Former Uzbekistani conglomerate

Zeromax GmbH was a private sector conglomerate registered in Switzerland and operating mainly in Uzbekistan and was the largest investor in the Uzbek economy.

==Zeromax GmbH==
Before being dissolved in 2010, the company was registered in Zug, Switzerland. Prior to this, Zeromax was registered in Delaware in the United States before moving to Switzerland in 2005.

In May 2010 Zeromax GmbH was suddenly and mysteriously shut down. The company officially filed for bankruptcy on 28 October 2010, at which point administrators were appointed and the company's assets were seized. In March 2010, months before the company's closure, Zeromax's chief executive, Miridal Djalalov, was allegedly detained for “questioning.” He was later released.

Other theories speculate that the company was closed to protect the assets because Uzbekistan was attracting too much attention internationally.

Swissinfo wrote in 2021 that Zeromax was "closely associated" with Gulnara Karimova, daughter of a former Uzbek president.

==Industries==
A Swiss-registered entity since 2005, Zeromax was Uzbekistan's largest conglomerate and the country's largest employer. The company was involved in an extensive range of industries including food processing, textiles and cotton production, energy and sports.

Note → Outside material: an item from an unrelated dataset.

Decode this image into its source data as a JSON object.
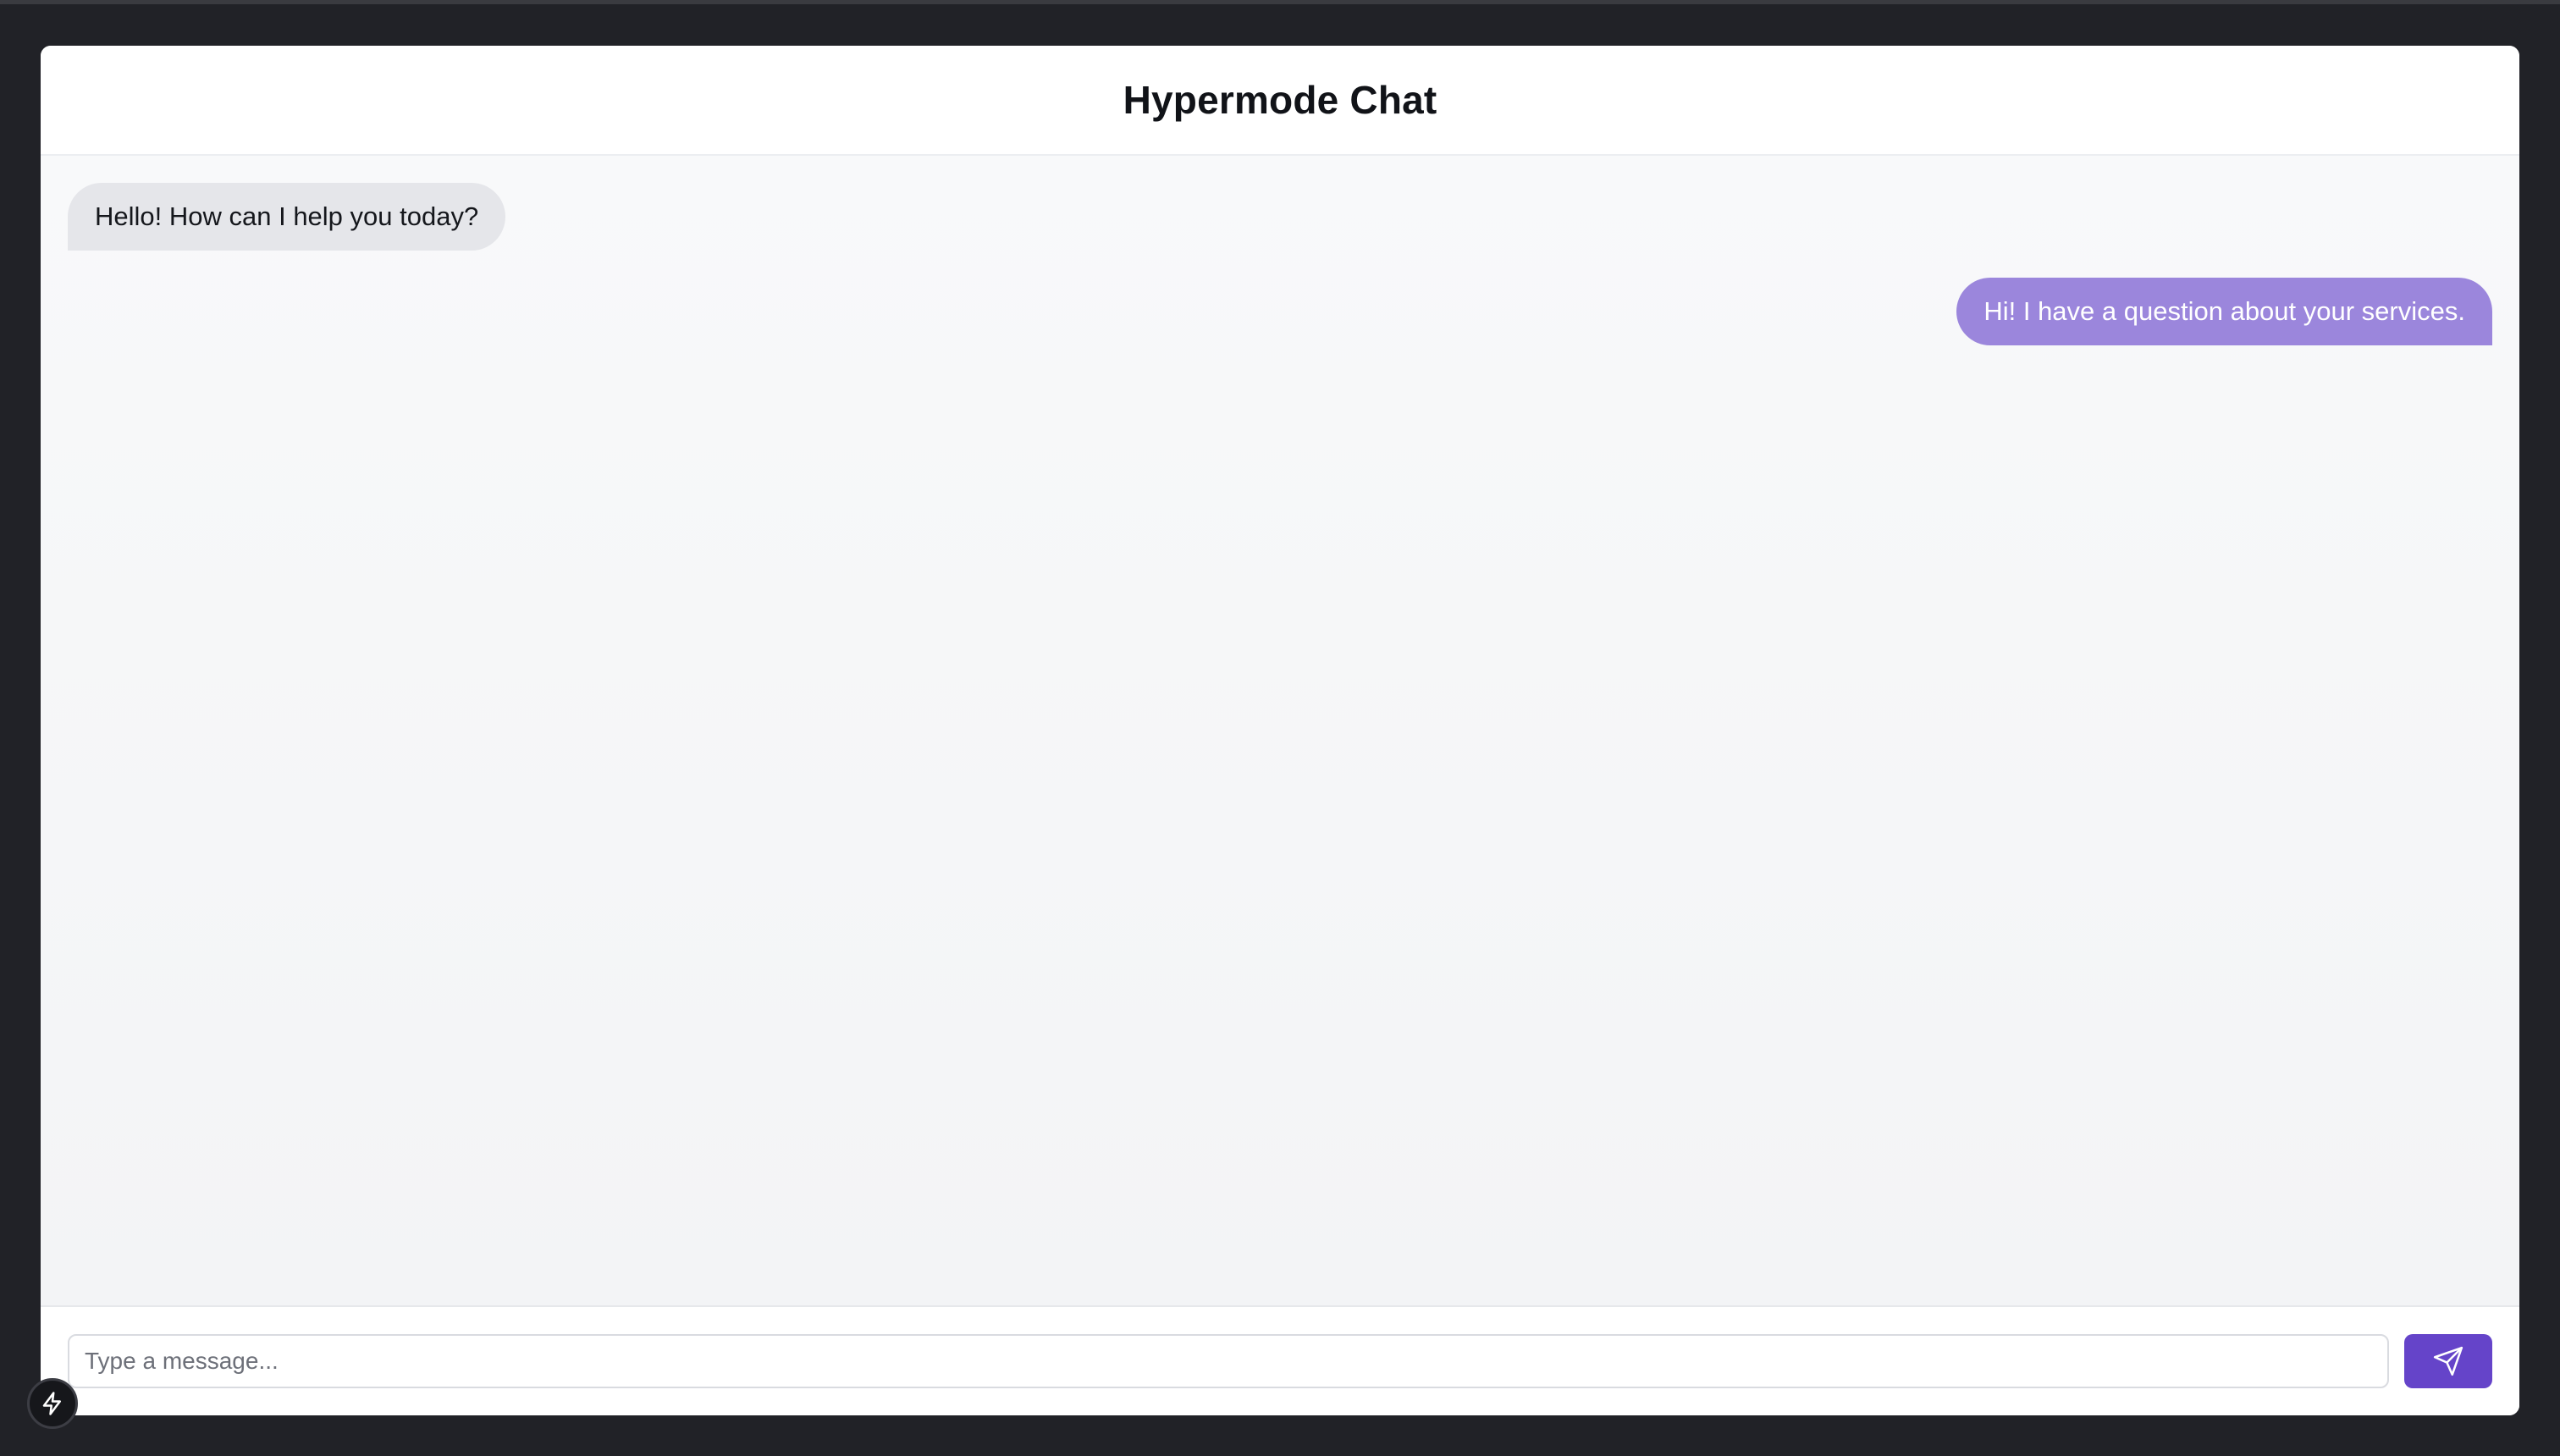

A classified diplomatic cable from the U.S. Embassy in Tashkent dated February 4, 2008 and released as part of the United States diplomatic cables leak, confirmed that Zeromax controlled a large stake in many of the key sectors of the Uzbek economy, including its gas, oil, and gold extraction industries.

==Creditors==
In the period leading up to Zeromax's closure, the company was surrounded by rumors of layoffs and unpaid debts. The company's closure left a large trail of creditors, with some sources estimating that the company owed its creditors half a billion dollars in unpaid debts. Amongst the companies owed money by Zeromax and its network of affiliated companies are a number of German construction firms, which were working on the ambitious "Palace of Forums" project in the country's capital, Tashkent.

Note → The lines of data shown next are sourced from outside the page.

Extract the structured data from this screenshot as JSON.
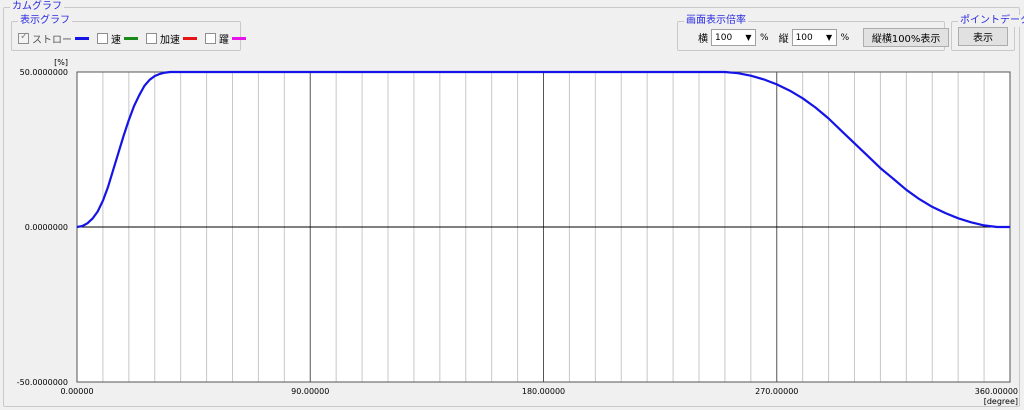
{
  "window": {
    "title": "カムグラフ"
  },
  "display_group": {
    "title": "表示グラフ",
    "items": [
      {
        "label": "ストロー",
        "checked": true,
        "color": "#1414e6"
      },
      {
        "label": "速",
        "checked": false,
        "color": "#1a8a1a"
      },
      {
        "label": "加速",
        "checked": false,
        "color": "#e61414"
      },
      {
        "label": "躍",
        "checked": false,
        "color": "#e614e6"
      }
    ]
  },
  "scale_group": {
    "title": "画面表示倍率",
    "horizontal_label": "横",
    "horizontal_value": "100",
    "vertical_label": "縦",
    "vertical_value": "100",
    "unit": "%",
    "reset_button": "縦横100%表示"
  },
  "point_group": {
    "title": "ポイントデータ",
    "show_button": "表示"
  },
  "chart_data": {
    "type": "line",
    "ylabel": "[%]",
    "xlabel": "[degree]",
    "xlim": [
      0,
      360
    ],
    "ylim": [
      -50,
      50
    ],
    "x_ticks": [
      "0.00000",
      "90.00000",
      "180.00000",
      "270.00000",
      "360.00000"
    ],
    "y_ticks": [
      "50.0000000",
      "0.0000000",
      "-50.0000000"
    ],
    "minor_grid_step": 10,
    "grid": true,
    "series": [
      {
        "color": "#1414e6",
        "points": [
          [
            0,
            0
          ],
          [
            2,
            0.3
          ],
          [
            4,
            1.2
          ],
          [
            6,
            2.7
          ],
          [
            8,
            5
          ],
          [
            10,
            8.5
          ],
          [
            12,
            13
          ],
          [
            14,
            18.5
          ],
          [
            16,
            24
          ],
          [
            18,
            29.5
          ],
          [
            20,
            34.5
          ],
          [
            22,
            39
          ],
          [
            24,
            42.5
          ],
          [
            26,
            45.5
          ],
          [
            28,
            47.5
          ],
          [
            30,
            48.7
          ],
          [
            32,
            49.4
          ],
          [
            34,
            49.8
          ],
          [
            36,
            50
          ],
          [
            250,
            50
          ],
          [
            255,
            49.6
          ],
          [
            260,
            48.8
          ],
          [
            265,
            47.6
          ],
          [
            270,
            46
          ],
          [
            275,
            44
          ],
          [
            280,
            41.5
          ],
          [
            285,
            38.5
          ],
          [
            290,
            35
          ],
          [
            295,
            31
          ],
          [
            300,
            27
          ],
          [
            305,
            23
          ],
          [
            310,
            19
          ],
          [
            315,
            15.5
          ],
          [
            320,
            12
          ],
          [
            325,
            9
          ],
          [
            330,
            6.5
          ],
          [
            335,
            4.5
          ],
          [
            340,
            2.8
          ],
          [
            345,
            1.5
          ],
          [
            350,
            0.5
          ],
          [
            355,
            0
          ],
          [
            360,
            0
          ]
        ]
      }
    ]
  }
}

In August 2011, creditors of the bankrupt company Zeromax GmbH met in the Swiss town of Zug to discuss the bankruptcy and the company's unpaid debts. The common decision taken was to urge the Karimovs to honour their obligations.

==Switzerland==

The family uses the services of a Swiss lawyer, , who serves as their proxy to manage their affairs and the liquidation of Zeromax's assets.